The following citations are pertinent:jgc:chanrobles.com.ph

"For many years it has been customary for insurers, in order to save right of their assureds and to promptly place them in funds, so that their business might be continued without embarrassment, to lend to their assureds the amount of the loss repayable only out of moneys collected on account of the loss. There is a line of cases approving such arrangements and holding that such loans are not a payment of insurance." (First National Bank of Ottawa v. Lloyd’s of London 116 F. 2d. 221, 226.)

"The right of the libelant to prosecute the libel under this state of facts is challenged. The transaction with the insurance company did not divest the libelant of his title to and interest in the property, and was not a satisfaction of his claim either against the insurance company or the libelee. If it were, in terms, a satisfaction of the claim for insurance, it would not avail the libelee . . ." (The Guiding Star, 53 F 936, 940)

"And in Lee v. Barrett (1913) 82 Misc. 475. 144 N. Y. Supp. 941, where, after a loss to a shipper had occurred because of a carrier’s default, an insurer which had issued a policy to the shipper advanced money to the latter, and took an instrument acknowledging the receipt of the sum advanced ‘as a loan, and repayable only to the extent of any net recovery we may make from any carrier, bailee, or others, on account of loss of our property,’ and pledging to the insurer any recovery from the carrier, or from an insurer of the carrier, and agreeing to deliver the bills of lading and to prosecute suit against the carrier on the claim, at the expense, and under the exclusive direction and control of the insurer, it was held that the advancement did not constitute a payment of the loss, and that the insurer was not, therefore, subrogated to insured’s rights against the carrier, and an action was, therefore, held properly brought by an assignor of the insured." (1 A.L.R. 1529)

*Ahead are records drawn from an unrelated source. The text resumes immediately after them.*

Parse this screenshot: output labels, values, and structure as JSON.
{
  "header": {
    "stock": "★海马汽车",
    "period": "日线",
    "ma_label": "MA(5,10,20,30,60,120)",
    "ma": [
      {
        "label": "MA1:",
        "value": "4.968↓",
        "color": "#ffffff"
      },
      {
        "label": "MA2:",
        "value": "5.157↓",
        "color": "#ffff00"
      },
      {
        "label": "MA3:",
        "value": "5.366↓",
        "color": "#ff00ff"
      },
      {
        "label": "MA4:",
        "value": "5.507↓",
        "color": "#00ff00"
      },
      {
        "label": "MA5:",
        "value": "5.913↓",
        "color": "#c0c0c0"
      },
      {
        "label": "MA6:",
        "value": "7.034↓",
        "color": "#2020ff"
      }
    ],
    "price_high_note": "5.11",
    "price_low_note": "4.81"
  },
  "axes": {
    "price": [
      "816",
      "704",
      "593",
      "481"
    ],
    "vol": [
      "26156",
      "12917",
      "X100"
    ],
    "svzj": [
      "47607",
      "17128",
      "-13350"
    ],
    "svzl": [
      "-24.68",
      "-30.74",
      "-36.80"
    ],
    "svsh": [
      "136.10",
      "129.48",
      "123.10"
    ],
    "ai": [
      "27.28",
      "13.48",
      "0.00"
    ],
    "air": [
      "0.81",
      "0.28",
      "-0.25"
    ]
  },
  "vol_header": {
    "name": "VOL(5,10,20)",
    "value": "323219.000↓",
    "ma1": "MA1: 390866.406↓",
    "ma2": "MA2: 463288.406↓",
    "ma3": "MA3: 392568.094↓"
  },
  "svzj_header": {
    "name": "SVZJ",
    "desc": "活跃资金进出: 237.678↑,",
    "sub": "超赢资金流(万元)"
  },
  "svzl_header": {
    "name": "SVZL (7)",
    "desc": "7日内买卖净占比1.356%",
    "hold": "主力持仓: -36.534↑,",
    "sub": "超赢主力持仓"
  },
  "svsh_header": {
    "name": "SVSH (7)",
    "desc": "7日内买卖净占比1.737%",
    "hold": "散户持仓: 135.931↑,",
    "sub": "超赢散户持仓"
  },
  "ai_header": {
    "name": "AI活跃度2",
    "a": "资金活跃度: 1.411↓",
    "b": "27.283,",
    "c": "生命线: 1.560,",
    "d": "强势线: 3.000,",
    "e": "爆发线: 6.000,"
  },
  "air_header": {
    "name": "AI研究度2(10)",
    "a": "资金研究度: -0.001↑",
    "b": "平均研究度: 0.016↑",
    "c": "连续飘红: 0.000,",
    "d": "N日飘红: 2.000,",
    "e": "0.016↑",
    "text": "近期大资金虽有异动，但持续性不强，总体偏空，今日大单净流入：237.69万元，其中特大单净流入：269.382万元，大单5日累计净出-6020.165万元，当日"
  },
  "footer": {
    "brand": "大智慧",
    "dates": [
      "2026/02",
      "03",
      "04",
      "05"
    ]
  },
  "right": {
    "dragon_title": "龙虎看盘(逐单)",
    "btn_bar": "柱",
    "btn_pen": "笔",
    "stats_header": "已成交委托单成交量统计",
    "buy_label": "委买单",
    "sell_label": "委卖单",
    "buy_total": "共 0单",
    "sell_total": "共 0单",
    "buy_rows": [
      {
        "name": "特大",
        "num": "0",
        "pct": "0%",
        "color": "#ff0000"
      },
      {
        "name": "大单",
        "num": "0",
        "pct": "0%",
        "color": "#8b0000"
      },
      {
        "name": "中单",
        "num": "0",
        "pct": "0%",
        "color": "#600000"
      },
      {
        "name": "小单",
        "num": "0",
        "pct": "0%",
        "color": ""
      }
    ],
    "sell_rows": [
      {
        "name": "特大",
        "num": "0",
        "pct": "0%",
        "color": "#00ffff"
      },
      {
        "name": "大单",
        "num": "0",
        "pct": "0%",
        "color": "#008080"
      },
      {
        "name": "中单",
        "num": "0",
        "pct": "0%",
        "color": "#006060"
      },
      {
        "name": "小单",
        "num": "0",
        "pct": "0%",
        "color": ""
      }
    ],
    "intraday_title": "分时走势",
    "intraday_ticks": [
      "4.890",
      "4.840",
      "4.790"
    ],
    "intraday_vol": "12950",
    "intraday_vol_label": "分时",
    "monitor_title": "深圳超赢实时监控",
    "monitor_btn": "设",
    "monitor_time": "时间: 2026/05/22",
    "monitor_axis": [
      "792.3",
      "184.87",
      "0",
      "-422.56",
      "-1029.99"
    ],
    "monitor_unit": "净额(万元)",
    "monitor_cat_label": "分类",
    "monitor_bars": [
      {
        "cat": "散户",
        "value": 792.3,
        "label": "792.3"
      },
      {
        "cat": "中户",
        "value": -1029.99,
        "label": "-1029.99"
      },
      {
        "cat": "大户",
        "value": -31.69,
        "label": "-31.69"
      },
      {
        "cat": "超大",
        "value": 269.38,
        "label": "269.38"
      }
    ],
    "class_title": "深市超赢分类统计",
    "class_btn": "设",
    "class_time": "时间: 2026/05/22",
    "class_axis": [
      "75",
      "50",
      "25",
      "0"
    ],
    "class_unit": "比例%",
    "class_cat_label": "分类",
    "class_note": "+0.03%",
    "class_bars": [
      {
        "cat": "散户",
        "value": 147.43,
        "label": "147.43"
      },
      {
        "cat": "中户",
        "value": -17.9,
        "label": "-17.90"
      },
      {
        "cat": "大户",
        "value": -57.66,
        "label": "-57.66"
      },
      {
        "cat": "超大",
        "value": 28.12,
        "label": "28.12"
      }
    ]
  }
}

The insistence of defendant-appellee on the question of who should properly have filed this suit is based on a technicality that should be brushed aside. To permit plaintiff-appellant to recover, subject of course to her obligation to the American Insurance Company under Exhibit F, would avoid unnecessary delay and multiplicity of suits in the attainment of the same result, namely, the enforcement of an undisputed liability on the part of one of the parties.

The judgment appealed from is reversed and defendant-appellee Delgado Brothers Inc., is ordered to pay plaintiff-appellant the sum of P1,459.56, as stated in the complaint, with legal interest thereon from the date of its filing, and costs.

Bengzon, C.J., Bautista Angelo, Concepcion, Reyes, J.B.L., Barrera, Paredes and Regala, JJ., concur.

Padilla, Labrador and Dizon, JJ., took no part.